La nuit... Au pied de la chute d'eau, dans la nuit où s'éteignaient et s'allumaient des lucioles, nuit chaude ronflante du cri des batraciens, et où rôdait une odeur d'incendie, les Européens prirent un peu de repos. Serrés les uns contre les autres, près des canoës d'écorces, grelottant malgré la température clémente, certains priant, d'autres gémissant tout bas...

Ils attendirent l'aube.

Il y avait, parmi ceux qu'Angélique avait emmenés hors de la bergerie en flammes et arrachés à leur sort de captifs, le laboureur Stougton, sa femme et leur bébé et toute la famille Corwin au complet. Béni soit le Seigneur ! Qu'y a-t-il de plus affreux que de sauver sa vie en laissant derrière soi celle d'un être aimé ?... Les deux valets de Corwin et la servante avaient suivi aussi.

Rose-Ann se blottissait contre Angélique, et de l'autre côté il y avait Adhémar, qui en aurait bien fait autant et ne la quittait pas d'un pouce.

– « Ils » sont là, chuchotait-il. Ah ! Je le savais bien, quand je me suis trouvé dans ce pays de sauvages, que j'y laisserais mes cheveux, un jour !

La frêle miss Pidgeon ne portait pas une égratignure et c'était elle qui avait guidé ce grand corps sans tête qu'était devenu momentanément le révérend Patridge, car non seulement le sang le rendait aveugle, mais il était pratiquement sans connaissance et ne tenait debout que par la force de l'habitude et parce que ce genre d'énorme carcasse ne peut tomber à terre que dans la mort.
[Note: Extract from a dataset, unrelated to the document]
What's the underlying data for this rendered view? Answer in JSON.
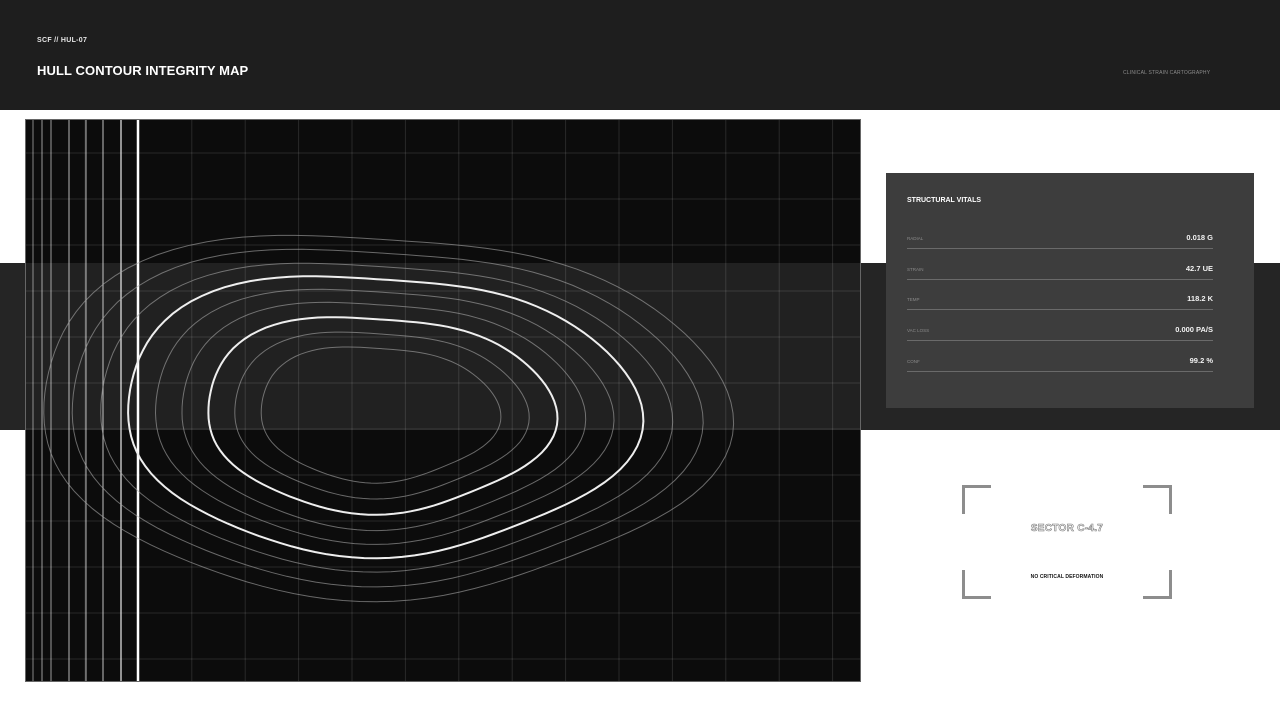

C'était la bonne institutrice qui, dès qu'elle l'avait pu, lui avait lavé le visage et entortillé son châle autour du front. Enfin, Angélique, dans le canot, avait réussi à ouvrir son sac et à en tirer le sachet de poudre jaune de sel de fer que lui avait donné Joffrey, qui avait la propriété d'aider le sang à se coaguler, et l'hémorragie s'était arrêtée. De son demi-scalp, le pasteur anglais ne garderait sans doute qu'une laide estafilade à travers le front qui ne contribuerait certes pas à le rendre plus rassurant. Endormi lourdement, sa respiration difficile emplissait les intervalles de silence d'un rauquement pénible. Sous le pansement, tout un côté de sa face était tuméfié, noir et violacé. Mieux valait l'ombre, car, déjà peu avantagé par la nature, il était devenu tout bonnement hideux.

Une enfant pleurait, debout, toute droite, et son visage blanc mettait une clarté dans la nuit.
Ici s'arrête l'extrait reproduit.